Multiple directories (whether part of a single Mothra repository or of several distinct Mothra repositories) may be processed at the same time. Multiple Information Elements may be removed in the same invocation of mothra-filejoiner.

This tool runs as a batch process, never as a daemon.

It makes a single recursive scan of the target directories TARGET-1 ... TARGET-N for files whose names match the pattern YYYYMMDD.HH. or YYYYMMDD.HH-PTNNH. (Specifically, it looks for files matching the regular expression ^\d{8}\.\d{2}(?:-PT\d\d?H)?\.) Files whose names match that pattern are processed by mothra-filejoiner to create a single new file that has the same prefix as the originals, and then the original files are removed.
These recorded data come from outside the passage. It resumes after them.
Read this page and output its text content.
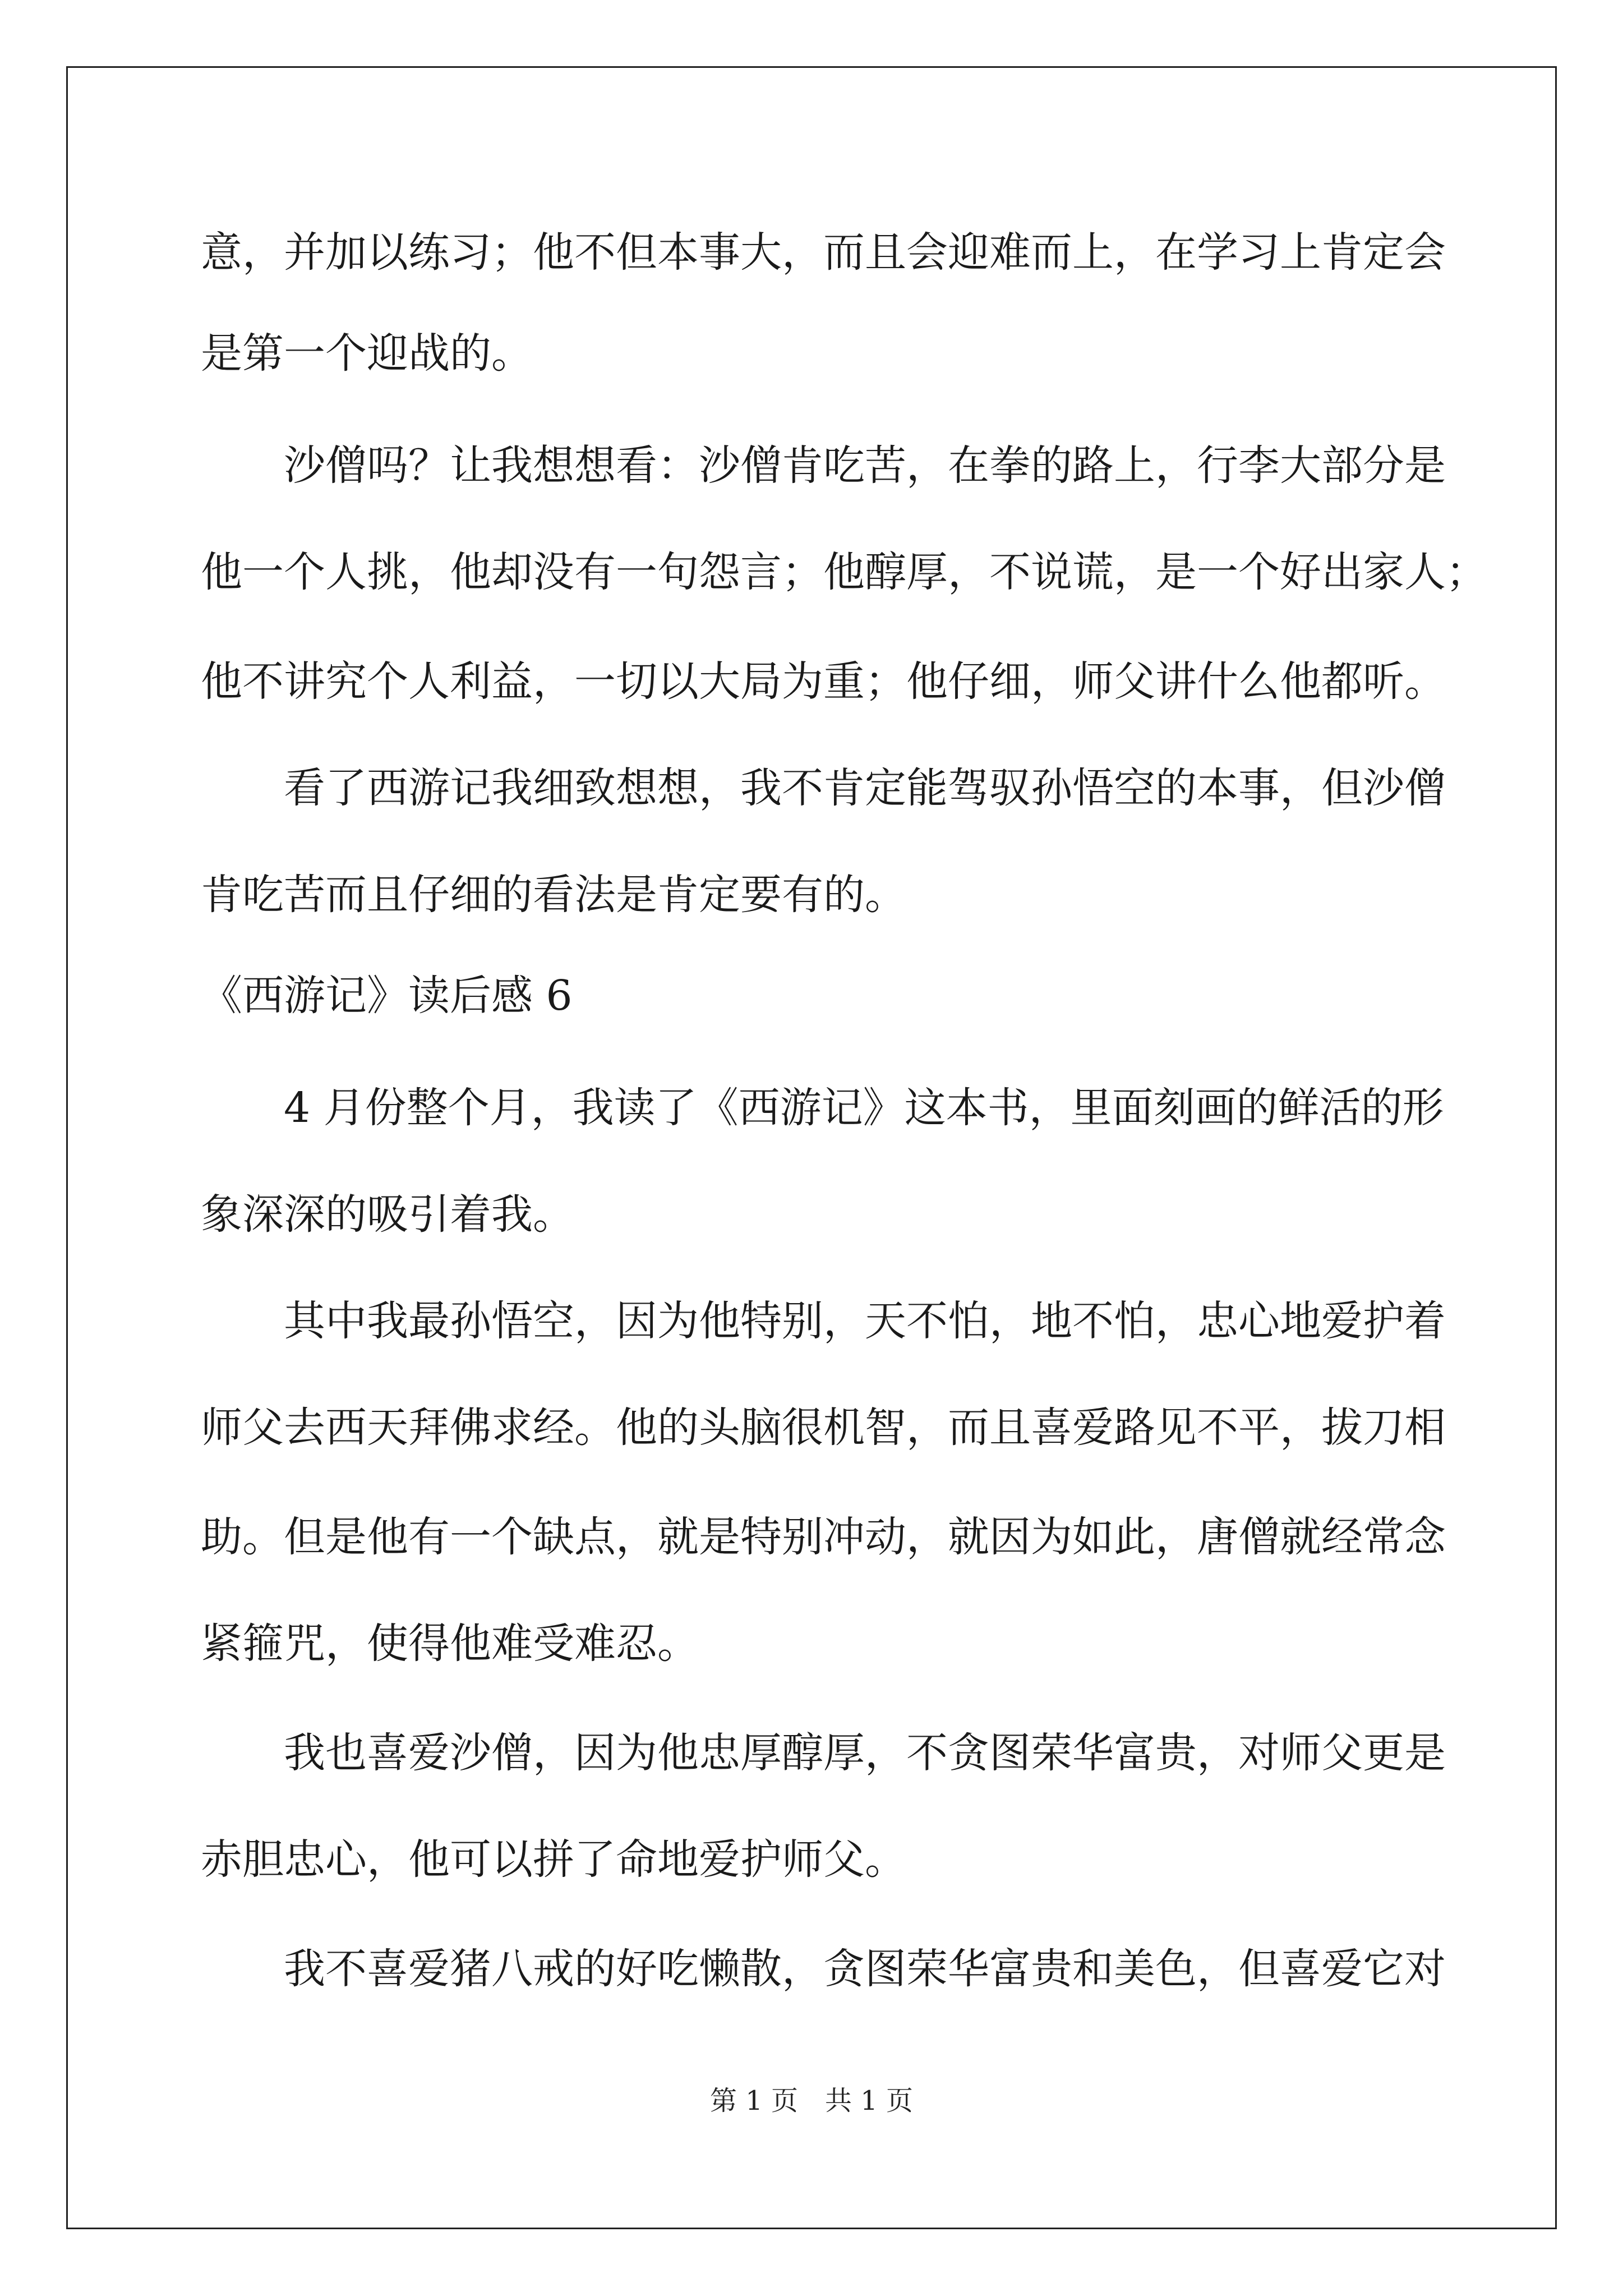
意，并加以练习；他不但本事大，而且会迎难而上，在学习上肯定会
是第一个迎战的。
沙僧吗？让我想想看：沙僧肯吃苦，在拳的路上，行李大部分是
他一个人挑，他却没有一句怨言；他醇厚，不说谎，是一个好出家人；
他不讲究个人利益，一切以大局为重；他仔细，师父讲什么他都听。
看了西游记我细致想想，我不肯定能驾驭孙悟空的本事，但沙僧
肯吃苦而且仔细的看法是肯定要有的。
《西游记》读后感 6
4 月份整个月，我读了《西游记》这本书，里面刻画的鲜活的形
象深深的吸引着我。
其中我最孙悟空，因为他特别，天不怕，地不怕，忠心地爱护着
师父去西天拜佛求经。他的头脑很机智，而且喜爱路见不平，拔刀相
助。但是他有一个缺点，就是特别冲动，就因为如此，唐僧就经常念
紧箍咒，使得他难受难忍。
我也喜爱沙僧，因为他忠厚醇厚，不贪图荣华富贵，对师父更是
赤胆忠心，他可以拼了命地爱护师父。
我不喜爱猪八戒的好吃懒散，贪图荣华富贵和美色，但喜爱它对
第 1 页　共 1 页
Using the --maximum-size option may result in data being coalesced into multiple smaller files rather than one larger unified file.

OPTIONS

--compression=CODEC

If --compression is provided then files written to HDFS will use the compression codec named CODEC. If this codec cannot be found, mothra-filejoiner will exit with an error. Values typically supported by Hadoop include bzip2, gzip, lz4, lzo, lzop, snappy, and default. If none or the empty string is given or if this option is not specified, no compression will be used.

--help

Print the available options and exit.

--max-threads=N

When --max-threads is specified, it determines the maximum number of threads which will be used to join files simultaneously. One thread is always used to recursively scan the target directories. This value determines the number of threads started as described in the --spawn-thread option.

--maximum-size=N

If --maximum-size is provided, it determines the maximum size in bytes that a file may have before it is closed. After at least this many compressed bytes have been written the output file will be closed and a new output file created. Files will be slightly larger than N bytes, since files are not closed until they exceed this size.

--min-count-to-join=N

When --min-count-to-join is given, it determines the minimum number of files with a shared prefix which must exist before the files will be processed. Setting this value to one or less will result in even single files being processed (useful to re-write files with a new compression method, for example). Setting this value to a larger number may be used to avoid coalescing files unless there's an unreasonable number with the same prefix. If this option is not specified, the default value of 2 is used.

--spawn-thread=MODE

Specifying the --spawn-threads option determines how mothra-filejoiner allocates work to individual threads. If MODE is by-directory, then a single thread is used to process all of the files in each directory which contains files to process. If MODE is by-prefix, then within each directory one thread is used for all of the files sharing a common YYYYMMDD.HH. or YYYYMMDD.HHPTNNH. prefix. The number of threads which run simultaneously is determined by --max-threads. If --spawn-threads is not specified, the default value of by-directory is used.

--version

Print the version number and information about how Mothra was configured, then exit.